Te sorprendes cuando ves hacia afuera: todo a oscuras, el aire limpio... puede que tu vista encuentre nubes o muchos pájaros (en el terreno en el que construyeron el edificio en el que trabajas, hay mucho espacio para ver el cielo); quizás alguna o varias de las lámparas que iluminan los edificios no sirva, y entonces veas todas las estrellas, junto a la Luna, junto a tu soledad.
Es en lo que de momento, piensas, después de haber notado la hora y que ya te has de ir (el horario de salida siempre sabe a una puerta que se abre, ruido de llaves que salen del bolsillo, cierres de mochilas). Entre esas dos imágenes, piensas en ella, en la mujer que te ayuda, te imaginas en el sendero que da a su casa (cruzando el boulevard o bajándote del camión, pasando por la jacaranda donde su mano levantó una flor morada y la puso junto de ti). Te piensas, así como estás, cargando tu soledad y llevándola hasta la ventana de su casa, hasta las oscuridades de la entrada de su departamento... o simplemente, mordiendo tu paciencia con el lado derecho de la mandíbula, porque ha de ser tu casa en la que has de beberte el café de la noche, el que te ayuda a la vigilia al llegar, el que bebes con el recuerdo de ella antes de dormir. (Recuerdas, pues, que le has enseñado a Orión, contemplas en tu mente el parque que con ella visitas, en lo que sabe su amor y su aroma, en la mejilla, en el hombro o en el sitio de su cuello y su color.)

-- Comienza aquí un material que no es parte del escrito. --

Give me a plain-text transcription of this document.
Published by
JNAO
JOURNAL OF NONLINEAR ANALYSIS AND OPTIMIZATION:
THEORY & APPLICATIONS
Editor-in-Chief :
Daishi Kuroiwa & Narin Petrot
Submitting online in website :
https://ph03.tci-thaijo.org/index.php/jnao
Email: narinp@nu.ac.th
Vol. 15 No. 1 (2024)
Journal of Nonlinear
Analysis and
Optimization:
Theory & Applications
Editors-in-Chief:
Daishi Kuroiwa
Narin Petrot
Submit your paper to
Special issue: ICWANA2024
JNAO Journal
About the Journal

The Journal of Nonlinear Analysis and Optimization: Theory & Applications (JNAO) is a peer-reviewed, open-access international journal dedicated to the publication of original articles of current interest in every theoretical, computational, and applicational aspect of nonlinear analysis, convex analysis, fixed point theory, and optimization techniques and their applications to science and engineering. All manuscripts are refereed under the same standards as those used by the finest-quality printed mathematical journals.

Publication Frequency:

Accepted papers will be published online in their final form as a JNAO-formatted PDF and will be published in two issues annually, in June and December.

El caso es que siempre, después del baño, todos los días, sigues una parte de la rutina, sientes la paz de la noche... la que corresponde al "ya no haré mucho más el día de hoy", a un "ya sólo resta dormir". Y es un pan que te comes, pero que siempre quieres partir en dos y darle la mitad a ella, a la que le has dicho que tu escritorio es un desastre... a la que ha deseado que ese escritorio también sea el suyo y el desorden sea de dos. Tú ya "preparas tu corazón" a la salida del trabajo, piensas en El Principito y en los rituales, en Orhan Pamuk y en cómo describe la incomprensión del proceder de un personaje, que prefería deambular por las calles a estarse por la noche en los brazos de su mujer. (Ah, y es que hoy por la tarde, viste regar el pasto en algún lugar y tu mente volátil construyó una casa en la que plantaste, con ella, el pasto del jardín.)
La rutina te sabe a muchos matices, te tiene el alma en vilo (saliva de perro de Pavlov) cada que le dices a tu mujer: amor, ya llegué. Y te sientes raro, y te cuesta creer la existencia de una vida así, en la que finalmente, después de tanta tormenta, eres feliz. Ella, hasta en su nombre griego, te hace feliz.